Central America · Globetrotter's Diary

The demise of the all-inclusive vacation

Having returned last month from a week at an all-inclusive resort Paradisus Playa Del Carmen La Ismeralda in stunning Riviera Maya, Mexico, I began to ponder that perhaps the age of worry-free vacations at a flat price is coming to end for frugal family budgets. While traveling pre-baby, we had been flexible on accommodations in order to see more and eat better, while away from home. Babies are a game-changer though. You want to ensure your child(ren) have a comfortable, clean place to stay and can continue thriving wherever you go, benefiting from their new environment.

Of course, what initially enticed us, formerly adventurous travelers who haven’t been on proper beach holiday since our daughter was born, was the joy of clean, comfortable accommodations, as well as a break from planning the next meal for our ever-hungry toddler, solving logistical transfer questions, or planning what to bring to an apartment rental for a comfortable stay.  Having consulted with other families and read a number of articles and reviews, I settled on La Ismeralda in the Mexican Riviera – price to reported quality was high and this is considered a very family friendly hotel.  In 2016, US News published a travel report with a header The Evolution of All-Inclusive Resorts, touting how increased criticism of diluted alcohol, average-to-poor food and service were turning around into ever-improving and luxurious resorts.  And a part of me really wanted to believe that since I last visited an all-inclusive about a decade ago, positive changes had flooded this industry. I ignored the voice in my head that kept saying: “Your child doesn’t actually need 24 hour access to food. You don’t either. What if you just stay at a quality hotel by a myriad of restaurants and excellent beach? Wouldn’t that be just as relaxing? And potentially cheaper because you are not paying for all the amenities you won’t be using?”
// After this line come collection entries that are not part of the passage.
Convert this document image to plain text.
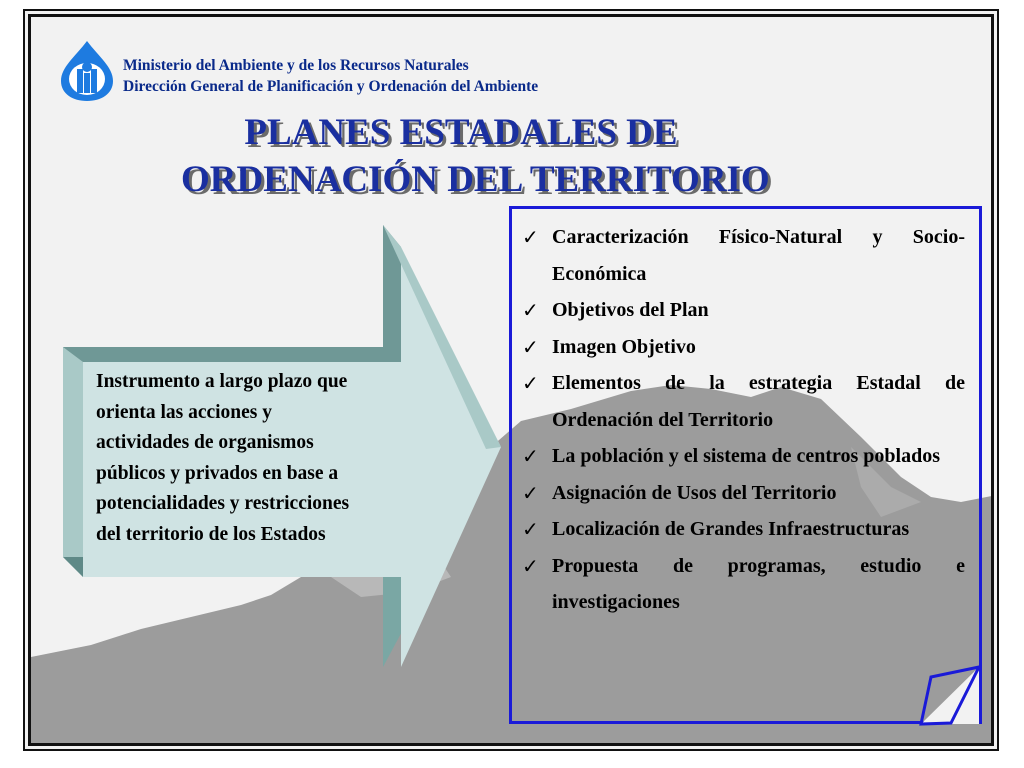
Ministerio del Ambiente y de los Recursos Naturales
Dirección General de Planificación y Ordenación del Ambiente
PLANES ESTADALES DE
ORDENACIÓN DEL TERRITORIO
Instrumento a largo plazo que
orienta las acciones y
actividades de organismos
públicos y privados en base a
potencialidades y restricciones
del territorio de los Estados
✓ Caracterización Físico-Natural y Socio-Económica
✓ Objetivos del Plan
✓ Imagen Objetivo
✓ Elementos de la estrategia Estadal de Ordenación del Territorio
✓ La población y el sistema de centros poblados
✓ Asignación de Usos del Territorio
✓ Localización de Grandes Infraestructuras
✓ Propuesta de programas, estudio e investigaciones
And my stay has largely shown me one of two things, which may or may not be mutually exclusive. Take this with a grain of salt, as this is my opinion and is bordering on a hotel review, but I’ve discovered the following for myself:

1. All-inclusive is a lifestyle. There is nothing wrong with it, but if you, like me, get depressed if your next adventure is finding the restaurant where your evening reservation was made, then perhaps this is not YOUR lifestyle. Not to say that a perhaps a few days worry-free could be really blissful… but I am not sure I again want to spend 7-10 days shuttling between my room, beach, pool bar and restaurant without ever seeing anything of the country that is hosting me

2. For a traveler who seeks enjoyment at a reasonable price, all-inclusives are a collossal rip-off. And I mean of MONUMENTAL proportions. So much so, that I actually need bullets to point out all the ways.
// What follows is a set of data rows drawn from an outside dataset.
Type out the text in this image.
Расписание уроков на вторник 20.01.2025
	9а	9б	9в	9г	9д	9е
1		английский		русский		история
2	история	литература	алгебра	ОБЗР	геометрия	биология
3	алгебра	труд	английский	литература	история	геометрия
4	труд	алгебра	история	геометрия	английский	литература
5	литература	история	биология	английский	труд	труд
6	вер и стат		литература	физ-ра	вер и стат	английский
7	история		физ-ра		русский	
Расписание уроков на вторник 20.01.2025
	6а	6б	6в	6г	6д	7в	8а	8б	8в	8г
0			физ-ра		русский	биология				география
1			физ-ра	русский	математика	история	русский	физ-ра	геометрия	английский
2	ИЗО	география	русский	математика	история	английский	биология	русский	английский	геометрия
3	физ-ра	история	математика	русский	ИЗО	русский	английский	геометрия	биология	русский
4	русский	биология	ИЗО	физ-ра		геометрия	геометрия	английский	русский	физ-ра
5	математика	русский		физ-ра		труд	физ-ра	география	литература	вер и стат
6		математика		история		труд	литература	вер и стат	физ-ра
  • On a typical evening out at a normal restaurant, we’d order a small variety of food to try and share. In an all-inclusive, we literally had 8-10 different plates coming out, not as much to try, but to see what we can actually consume that will taste good. So, so, so much waste.
  • The alcohol is a separate story. Watered-down doesn’t begin to describe what is actually being served at most watering holes around the resort. And yet, you’ve paid for top-shelf alcohol.
  • The whole objective of the all-inclusive is to keep you entertained inside the resort. So whether you like music and dancing, or your child needs daytime entertainment while you bask in the sun on the waterfront, or you may want a Jacuzzi in your room… all these things are bundled into one really expensive all-inclusive price. But do you really need all these activities?

3. The service is subpar. Everywhere? May be not in the luxury all-inclusive. But moderate luxury that is above $200-250/night doesn’t yield the symmetrical level of service without additional tipping. And if you’ve been saving for your vacation and paying so much per night, there is really little incentive to tip further. But to make it worthwhile for the service workers, you really have to. The hotel has pocketed your money and really, they can pretty much do whatever they need to ensure that they minimize expenses. That comes not only at cutting costs around the products they offer (as discussed above about food and drink), but also the staff.  An average food service worker such as a waiter or bartender in a Mexican hotel, for example, makes around $4-5 a day (around 100 Mexican pesos), not counting tips. What’s his incentive to go out of his way to bring you a third margarita in 3 minutes or less? None. Absolutely bloody none. This is how you end up waiting 45 minutes for room service to arrive with 2 bottles of water that they should have just stocked in your mini-fridge. Hence, without extra tipping, they really have no incentive to make sure you have great service that will be memorable after your stay. So take that for what you will… either tip everywhere you go or maybe an all-inclusive is not for you.

There are many other issues that can arise in an all-inclusive stay that really encapsulates the feelings of entrapment and deceit for me. Specific issues depend on the hotel. Meanwhile, I think I’ve learned my lesson.